Key Facts about Fear and Loathing in Las Vegas
  • Full Title: Fear and Loathing in Las Vegas: A Savage Journey to the Heart of the American Dream
  • When Written: 1971
  • Where Written: Woody Creek, Colorado
  • When Published: 1971
  • Literary Period: Contemporary/Postmodernism
  • Genre: Gonzo journalism
  • Setting: Las Vegas, Nevada
  • Climax: When Duke and Dr. Gonzo go to the Old Psychiatrist’s Club looking for the American Dream and find it burned to the ground.
  • Antagonist: The establishment of American government and mainstream society
  • Point of View: First-person narrative

Extra Credit for Fear and Loathing in Las Vegas

Famous Relatives. Thompson was named after a distant relative on his mother’s side, Nigel John Hunter. Hunter was a prominent Scottish surgeon who pioneered human artificial insemination and prescribed to Lord Byron, a famous British poet born with a club foot, the first orthopedic shoe that enabled him to finally walk.
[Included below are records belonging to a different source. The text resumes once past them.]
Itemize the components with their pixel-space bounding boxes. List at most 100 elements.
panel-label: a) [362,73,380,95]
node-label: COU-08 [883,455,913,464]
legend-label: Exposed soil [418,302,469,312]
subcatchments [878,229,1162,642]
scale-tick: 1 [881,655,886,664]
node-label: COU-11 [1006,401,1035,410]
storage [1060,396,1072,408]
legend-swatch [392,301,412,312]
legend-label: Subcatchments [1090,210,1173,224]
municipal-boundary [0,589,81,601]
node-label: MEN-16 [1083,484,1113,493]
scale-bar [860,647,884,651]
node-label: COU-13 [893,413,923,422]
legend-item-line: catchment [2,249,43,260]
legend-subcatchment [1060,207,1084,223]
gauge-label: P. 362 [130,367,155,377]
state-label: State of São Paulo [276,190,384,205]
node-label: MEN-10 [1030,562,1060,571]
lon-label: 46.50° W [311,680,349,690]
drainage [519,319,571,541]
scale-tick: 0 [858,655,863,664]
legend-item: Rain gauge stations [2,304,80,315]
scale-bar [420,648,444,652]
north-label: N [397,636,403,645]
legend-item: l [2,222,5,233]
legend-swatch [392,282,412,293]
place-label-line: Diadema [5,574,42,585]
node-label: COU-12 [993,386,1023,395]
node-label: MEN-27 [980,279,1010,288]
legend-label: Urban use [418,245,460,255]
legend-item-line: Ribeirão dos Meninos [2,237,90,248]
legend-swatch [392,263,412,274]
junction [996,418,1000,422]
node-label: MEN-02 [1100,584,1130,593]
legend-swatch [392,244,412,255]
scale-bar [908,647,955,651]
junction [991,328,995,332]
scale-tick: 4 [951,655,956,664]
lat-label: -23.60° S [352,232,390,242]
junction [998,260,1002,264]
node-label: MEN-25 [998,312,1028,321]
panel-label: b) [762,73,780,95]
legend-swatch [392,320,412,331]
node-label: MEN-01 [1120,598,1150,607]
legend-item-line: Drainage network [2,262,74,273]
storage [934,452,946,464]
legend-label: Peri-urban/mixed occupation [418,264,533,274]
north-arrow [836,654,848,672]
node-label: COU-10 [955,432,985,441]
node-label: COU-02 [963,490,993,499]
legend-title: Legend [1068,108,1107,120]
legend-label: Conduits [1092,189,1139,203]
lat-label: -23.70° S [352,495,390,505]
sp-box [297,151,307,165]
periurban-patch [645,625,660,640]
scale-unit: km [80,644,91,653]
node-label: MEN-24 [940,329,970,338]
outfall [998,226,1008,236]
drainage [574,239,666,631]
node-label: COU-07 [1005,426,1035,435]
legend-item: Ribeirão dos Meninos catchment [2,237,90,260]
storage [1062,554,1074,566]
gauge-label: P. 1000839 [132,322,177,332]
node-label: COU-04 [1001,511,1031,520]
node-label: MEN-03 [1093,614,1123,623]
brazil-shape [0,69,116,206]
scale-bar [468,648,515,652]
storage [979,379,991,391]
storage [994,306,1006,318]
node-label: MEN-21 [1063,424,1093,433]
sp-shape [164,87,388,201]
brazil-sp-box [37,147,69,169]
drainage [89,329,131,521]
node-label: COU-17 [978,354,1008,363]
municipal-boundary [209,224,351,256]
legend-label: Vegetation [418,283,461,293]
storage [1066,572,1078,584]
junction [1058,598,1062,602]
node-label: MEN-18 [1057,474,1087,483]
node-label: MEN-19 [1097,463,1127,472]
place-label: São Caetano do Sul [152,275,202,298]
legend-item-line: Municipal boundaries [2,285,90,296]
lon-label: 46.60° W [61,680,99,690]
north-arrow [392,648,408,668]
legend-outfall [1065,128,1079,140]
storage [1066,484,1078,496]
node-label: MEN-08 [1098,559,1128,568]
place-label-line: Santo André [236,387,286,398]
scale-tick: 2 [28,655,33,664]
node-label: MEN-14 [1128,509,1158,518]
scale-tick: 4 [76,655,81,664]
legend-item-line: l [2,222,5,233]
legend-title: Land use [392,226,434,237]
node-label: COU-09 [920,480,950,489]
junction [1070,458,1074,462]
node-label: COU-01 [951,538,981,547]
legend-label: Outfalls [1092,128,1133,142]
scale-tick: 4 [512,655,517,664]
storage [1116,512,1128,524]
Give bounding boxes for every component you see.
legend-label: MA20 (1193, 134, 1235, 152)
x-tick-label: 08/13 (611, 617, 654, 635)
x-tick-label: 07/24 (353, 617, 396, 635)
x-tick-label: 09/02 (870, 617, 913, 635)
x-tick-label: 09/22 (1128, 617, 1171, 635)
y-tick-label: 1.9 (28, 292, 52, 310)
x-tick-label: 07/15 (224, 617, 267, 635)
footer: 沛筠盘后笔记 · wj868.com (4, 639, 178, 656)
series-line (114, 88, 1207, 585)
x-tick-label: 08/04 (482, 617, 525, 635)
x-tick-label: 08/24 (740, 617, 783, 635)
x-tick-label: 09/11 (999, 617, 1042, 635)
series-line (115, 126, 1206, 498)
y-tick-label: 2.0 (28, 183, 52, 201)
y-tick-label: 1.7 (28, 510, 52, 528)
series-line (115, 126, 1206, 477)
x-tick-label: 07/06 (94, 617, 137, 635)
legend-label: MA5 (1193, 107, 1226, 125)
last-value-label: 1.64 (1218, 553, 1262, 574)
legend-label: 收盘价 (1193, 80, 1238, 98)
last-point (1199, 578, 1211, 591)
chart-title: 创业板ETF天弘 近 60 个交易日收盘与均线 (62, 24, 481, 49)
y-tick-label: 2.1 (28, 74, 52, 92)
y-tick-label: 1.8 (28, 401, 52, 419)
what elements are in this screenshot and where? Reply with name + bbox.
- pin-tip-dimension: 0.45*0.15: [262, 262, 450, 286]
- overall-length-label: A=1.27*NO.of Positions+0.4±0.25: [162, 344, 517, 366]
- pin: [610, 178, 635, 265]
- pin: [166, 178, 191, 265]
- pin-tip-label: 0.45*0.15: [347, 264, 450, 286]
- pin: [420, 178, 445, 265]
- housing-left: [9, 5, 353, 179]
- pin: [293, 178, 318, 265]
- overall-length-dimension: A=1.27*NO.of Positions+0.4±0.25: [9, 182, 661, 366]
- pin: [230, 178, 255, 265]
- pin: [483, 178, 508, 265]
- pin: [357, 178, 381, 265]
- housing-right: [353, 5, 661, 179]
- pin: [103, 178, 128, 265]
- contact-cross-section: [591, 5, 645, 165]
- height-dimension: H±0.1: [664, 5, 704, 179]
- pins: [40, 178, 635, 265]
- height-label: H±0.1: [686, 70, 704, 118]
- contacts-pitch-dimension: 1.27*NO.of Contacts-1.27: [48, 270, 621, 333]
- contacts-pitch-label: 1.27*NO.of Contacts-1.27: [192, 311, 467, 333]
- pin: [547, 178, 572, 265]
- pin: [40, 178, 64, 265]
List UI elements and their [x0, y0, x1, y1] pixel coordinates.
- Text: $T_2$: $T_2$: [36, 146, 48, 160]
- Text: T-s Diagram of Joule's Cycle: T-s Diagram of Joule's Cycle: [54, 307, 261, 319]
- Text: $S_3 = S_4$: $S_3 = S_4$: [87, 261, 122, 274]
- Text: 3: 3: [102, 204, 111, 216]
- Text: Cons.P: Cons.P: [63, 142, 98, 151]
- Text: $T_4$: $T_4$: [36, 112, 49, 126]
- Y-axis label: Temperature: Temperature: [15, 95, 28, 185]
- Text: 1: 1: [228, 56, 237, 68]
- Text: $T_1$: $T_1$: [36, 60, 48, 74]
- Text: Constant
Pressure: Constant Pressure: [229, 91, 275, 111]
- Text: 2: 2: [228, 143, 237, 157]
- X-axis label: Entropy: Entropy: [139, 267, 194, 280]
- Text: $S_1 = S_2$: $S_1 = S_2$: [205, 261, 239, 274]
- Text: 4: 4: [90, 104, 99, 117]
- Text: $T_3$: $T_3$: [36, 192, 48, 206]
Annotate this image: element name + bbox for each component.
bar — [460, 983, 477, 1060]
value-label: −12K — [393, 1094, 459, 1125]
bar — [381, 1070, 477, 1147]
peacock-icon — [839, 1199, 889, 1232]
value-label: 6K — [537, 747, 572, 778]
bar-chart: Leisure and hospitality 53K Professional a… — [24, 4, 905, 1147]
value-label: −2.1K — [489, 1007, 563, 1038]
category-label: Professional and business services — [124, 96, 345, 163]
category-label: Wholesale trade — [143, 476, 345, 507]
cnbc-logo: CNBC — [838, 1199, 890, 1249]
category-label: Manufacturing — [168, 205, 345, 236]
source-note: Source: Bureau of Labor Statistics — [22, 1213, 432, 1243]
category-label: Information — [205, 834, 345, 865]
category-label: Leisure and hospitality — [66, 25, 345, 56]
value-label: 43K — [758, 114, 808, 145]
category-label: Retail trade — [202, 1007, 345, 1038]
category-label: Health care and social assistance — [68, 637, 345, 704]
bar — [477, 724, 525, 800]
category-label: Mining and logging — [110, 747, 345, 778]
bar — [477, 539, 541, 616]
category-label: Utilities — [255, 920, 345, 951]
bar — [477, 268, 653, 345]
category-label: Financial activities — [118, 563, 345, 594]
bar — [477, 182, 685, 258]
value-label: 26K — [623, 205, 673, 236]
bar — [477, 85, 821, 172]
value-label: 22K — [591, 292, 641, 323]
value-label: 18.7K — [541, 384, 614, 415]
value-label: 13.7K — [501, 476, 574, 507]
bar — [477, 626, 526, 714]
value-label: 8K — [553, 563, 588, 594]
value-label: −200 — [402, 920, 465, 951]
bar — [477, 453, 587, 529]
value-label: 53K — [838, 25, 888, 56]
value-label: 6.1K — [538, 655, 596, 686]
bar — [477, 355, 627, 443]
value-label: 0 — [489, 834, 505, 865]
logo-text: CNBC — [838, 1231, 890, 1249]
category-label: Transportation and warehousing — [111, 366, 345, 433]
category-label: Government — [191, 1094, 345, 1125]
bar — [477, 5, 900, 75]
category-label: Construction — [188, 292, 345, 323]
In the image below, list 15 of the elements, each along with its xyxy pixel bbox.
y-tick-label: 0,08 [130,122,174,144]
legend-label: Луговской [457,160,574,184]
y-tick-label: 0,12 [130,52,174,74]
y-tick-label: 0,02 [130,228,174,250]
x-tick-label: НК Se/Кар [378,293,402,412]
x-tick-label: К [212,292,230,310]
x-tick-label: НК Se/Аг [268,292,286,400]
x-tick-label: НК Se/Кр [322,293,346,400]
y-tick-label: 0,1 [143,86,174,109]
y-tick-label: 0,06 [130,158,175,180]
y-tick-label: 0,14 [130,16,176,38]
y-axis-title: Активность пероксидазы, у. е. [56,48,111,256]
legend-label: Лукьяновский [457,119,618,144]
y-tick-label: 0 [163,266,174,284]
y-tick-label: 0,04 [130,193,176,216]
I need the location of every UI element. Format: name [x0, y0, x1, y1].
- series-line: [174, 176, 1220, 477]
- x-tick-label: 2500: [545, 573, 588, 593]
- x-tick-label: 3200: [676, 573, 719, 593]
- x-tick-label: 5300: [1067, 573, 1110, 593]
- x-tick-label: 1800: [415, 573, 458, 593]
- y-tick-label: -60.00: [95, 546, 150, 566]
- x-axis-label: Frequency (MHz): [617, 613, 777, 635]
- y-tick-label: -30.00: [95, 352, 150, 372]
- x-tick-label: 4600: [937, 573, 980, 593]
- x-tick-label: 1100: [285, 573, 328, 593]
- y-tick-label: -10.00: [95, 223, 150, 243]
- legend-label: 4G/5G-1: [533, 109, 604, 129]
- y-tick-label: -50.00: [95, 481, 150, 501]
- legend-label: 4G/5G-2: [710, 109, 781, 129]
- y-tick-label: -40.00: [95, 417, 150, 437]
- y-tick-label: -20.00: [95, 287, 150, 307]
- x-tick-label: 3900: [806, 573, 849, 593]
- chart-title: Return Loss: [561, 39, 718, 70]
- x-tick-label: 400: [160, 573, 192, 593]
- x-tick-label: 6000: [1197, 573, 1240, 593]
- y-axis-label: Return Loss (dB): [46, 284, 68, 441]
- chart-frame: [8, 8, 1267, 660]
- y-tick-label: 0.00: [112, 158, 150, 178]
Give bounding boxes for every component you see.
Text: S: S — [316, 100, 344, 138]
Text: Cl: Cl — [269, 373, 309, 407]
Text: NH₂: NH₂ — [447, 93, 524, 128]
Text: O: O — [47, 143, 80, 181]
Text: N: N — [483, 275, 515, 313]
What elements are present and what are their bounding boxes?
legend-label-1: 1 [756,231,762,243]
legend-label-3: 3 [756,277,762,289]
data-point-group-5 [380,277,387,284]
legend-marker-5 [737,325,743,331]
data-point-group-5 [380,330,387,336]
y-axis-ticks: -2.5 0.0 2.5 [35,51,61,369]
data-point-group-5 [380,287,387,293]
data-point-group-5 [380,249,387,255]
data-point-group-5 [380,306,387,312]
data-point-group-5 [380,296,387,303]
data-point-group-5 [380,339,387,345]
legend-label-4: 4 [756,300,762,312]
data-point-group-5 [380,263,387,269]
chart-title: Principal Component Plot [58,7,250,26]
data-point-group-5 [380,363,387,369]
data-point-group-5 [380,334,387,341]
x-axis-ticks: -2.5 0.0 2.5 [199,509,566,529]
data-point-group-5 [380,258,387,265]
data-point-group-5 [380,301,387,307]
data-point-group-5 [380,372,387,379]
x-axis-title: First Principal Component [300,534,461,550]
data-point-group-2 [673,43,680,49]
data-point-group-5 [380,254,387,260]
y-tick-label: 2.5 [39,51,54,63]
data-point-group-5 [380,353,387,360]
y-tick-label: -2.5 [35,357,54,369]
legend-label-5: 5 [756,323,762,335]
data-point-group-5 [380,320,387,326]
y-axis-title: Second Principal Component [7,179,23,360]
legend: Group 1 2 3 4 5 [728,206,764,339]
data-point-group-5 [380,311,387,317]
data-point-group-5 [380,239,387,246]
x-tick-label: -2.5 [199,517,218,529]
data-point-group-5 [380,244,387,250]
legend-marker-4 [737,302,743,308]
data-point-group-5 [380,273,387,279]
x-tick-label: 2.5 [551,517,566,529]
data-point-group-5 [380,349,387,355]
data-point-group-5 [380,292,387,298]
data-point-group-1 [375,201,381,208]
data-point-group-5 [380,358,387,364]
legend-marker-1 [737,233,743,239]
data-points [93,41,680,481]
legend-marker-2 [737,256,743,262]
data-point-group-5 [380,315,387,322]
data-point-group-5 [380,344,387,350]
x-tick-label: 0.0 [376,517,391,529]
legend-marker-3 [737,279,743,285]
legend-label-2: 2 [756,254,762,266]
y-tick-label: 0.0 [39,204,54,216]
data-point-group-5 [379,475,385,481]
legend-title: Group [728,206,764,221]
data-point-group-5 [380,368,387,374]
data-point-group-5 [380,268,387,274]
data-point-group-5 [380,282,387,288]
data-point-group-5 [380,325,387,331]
Hemingway Robbery. Thompson visited the home of American writer Ernest Hemingway in 1964, a few years after Hemingway’s suicide, where he stole a pair of elkhorns that were hanging over the front door. Thompson kept the antlers as a souvenir for the rest of his life, but his wife, Anita, finally returned them to Hemingway’s family in 2015, nearly ten years after Thompson’s own suicide.